C'est suite au meurtre du jeune Joe Van Holsbeeck à la Gare Centrale de Bruxelles en avril 2006 et à la polémique suscitée par sa sortie "foot" que Françoise Bertieaux réclame alors que le Parlement de la Communauté française revoie en profondeur le système des IPPJ (Institutions Publiques de Protection de la Jeunesse). Mais malgré de nombreuses auditions des directeurs et éducateurs des IPPJ, tout comme des magistrats de la Jeunesse, le Gouvernement PS-cdH ne prit aucune mesure concrète en la matière.

"Je reste convaincue qu'un audit externe est nécessaire pour améliorer le fonctionnement de nos IPPJ. Et c'est suite à ces nombreux débats parlementaires que j'ai souhaité aller voir comment nos voisins français géraient le secteur de l'aide à la jeunesse et, plus précisément, l'expérience menée par le Père Guy Gilbert dans sa Bergerie du Faucon, dans le Verdon", explique Françoise BERTIEAUX.
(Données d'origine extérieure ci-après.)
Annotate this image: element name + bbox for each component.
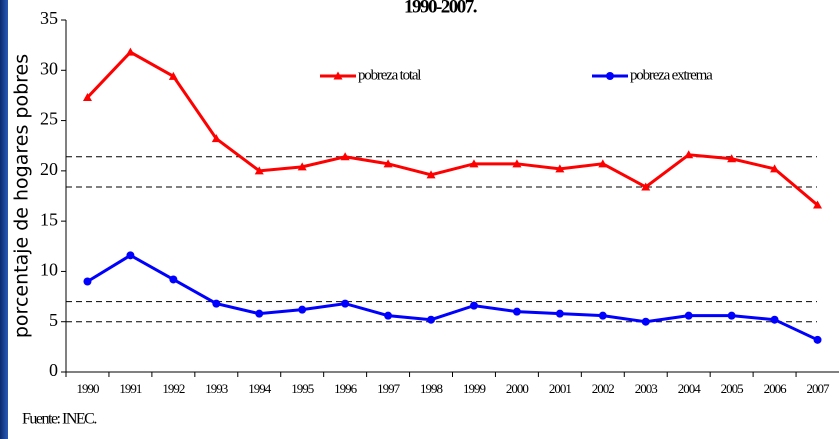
marker xyxy=(770,315,779,324)
marker xyxy=(469,301,478,310)
marker xyxy=(684,311,693,320)
chart-title: 1990-2007. xyxy=(404,0,477,17)
marker xyxy=(770,164,780,173)
x-tick-label: 1994 xyxy=(248,381,272,396)
x-tick-label: 1990 xyxy=(76,381,99,396)
x-tick-label: 2007 xyxy=(807,381,831,396)
x-tick-label: 2003 xyxy=(635,381,658,396)
x-tick-label: 1997 xyxy=(377,381,401,396)
y-tick-label: 15 xyxy=(40,209,58,229)
marker xyxy=(168,71,178,80)
y-tick-label: 35 xyxy=(40,8,58,28)
marker xyxy=(727,311,736,320)
legend-marker xyxy=(606,72,614,80)
x-tick-label: 2004 xyxy=(678,381,702,396)
x-tick-label: 2005 xyxy=(721,381,744,396)
series-line xyxy=(86,50,819,207)
marker xyxy=(555,164,565,173)
x-tick-label: 1996 xyxy=(334,381,358,396)
marker xyxy=(598,311,607,320)
marker xyxy=(555,309,564,318)
y-tick-label: 20 xyxy=(40,159,58,179)
marker xyxy=(813,335,822,344)
x-tick-label: 1995 xyxy=(291,381,314,396)
marker xyxy=(340,152,350,161)
marker xyxy=(211,134,221,143)
marker xyxy=(297,162,307,171)
legend-marker xyxy=(333,71,343,80)
y-tick-label: 0 xyxy=(49,360,58,380)
y-tick-label: 30 xyxy=(40,58,58,78)
source: Fuente: INEC. xyxy=(22,411,96,428)
y-tick-label: 5 xyxy=(49,310,58,330)
marker xyxy=(512,159,522,168)
marker xyxy=(255,309,264,318)
x-tick-label: 1999 xyxy=(463,381,486,396)
series-line xyxy=(86,253,819,342)
legend-label: pobreza total xyxy=(358,67,421,83)
marker xyxy=(341,299,350,308)
legend-label: pobreza extrema xyxy=(630,67,713,83)
y-tick-label: 10 xyxy=(40,260,58,280)
marker xyxy=(212,299,221,308)
marker xyxy=(426,170,436,179)
marker xyxy=(641,182,651,191)
x-tick-label: 2006 xyxy=(764,381,788,396)
marker xyxy=(384,311,393,320)
marker xyxy=(169,275,178,284)
marker xyxy=(83,277,92,286)
marker xyxy=(684,150,694,159)
marker xyxy=(125,47,135,56)
y-tick-label: 25 xyxy=(40,109,58,129)
marker xyxy=(512,307,521,316)
marker xyxy=(298,305,307,314)
x-tick-label: 2000 xyxy=(506,381,529,396)
marker xyxy=(82,92,92,101)
marker xyxy=(598,159,608,168)
x-tick-label: 2002 xyxy=(592,381,615,396)
marker xyxy=(641,317,650,326)
marker xyxy=(383,159,393,168)
marker xyxy=(469,159,479,168)
x-tick-label: 2001 xyxy=(549,381,572,396)
x-tick-label: 1991 xyxy=(119,381,142,396)
marker xyxy=(727,154,737,163)
y-axis-label: porcentaje de hogares pobres xyxy=(11,54,33,338)
x-tick-label: 1998 xyxy=(420,381,443,396)
marker xyxy=(427,315,436,324)
x-tick-label: 1992 xyxy=(162,381,185,396)
marker xyxy=(813,200,823,209)
marker xyxy=(126,251,135,260)
marker xyxy=(254,166,264,175)
x-tick-label: 1993 xyxy=(205,381,228,396)
side-strip xyxy=(0,0,8,439)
Si la Bergerie ne peut être comparée aux centres fermés de la Communauté française, car elle n'accueille pas de meurtriers présumés, Françoise BERTIEAUX a été séduite par cette visite: "Si on ne peut appliquer tel quel le modèle du Père Guy Gilbert, il y a de bonnes idées dont la Communauté française pourrait s'inspirer, comme la sanction immédiate, appropriée et réparatrice ou le système des récompenses en fonction du comportement et non pas comme "incentives" pour sortir plus vite de l'IPPJ comme cela se pratique chez nous! J'ai également été impressionnée par le suivi de la scolarité des pensionnaires, l'esprit de respect et l'importance de la notion de vérité qu'on trouve dans l'encadrement du Père Gilbert et de ses éducateurs"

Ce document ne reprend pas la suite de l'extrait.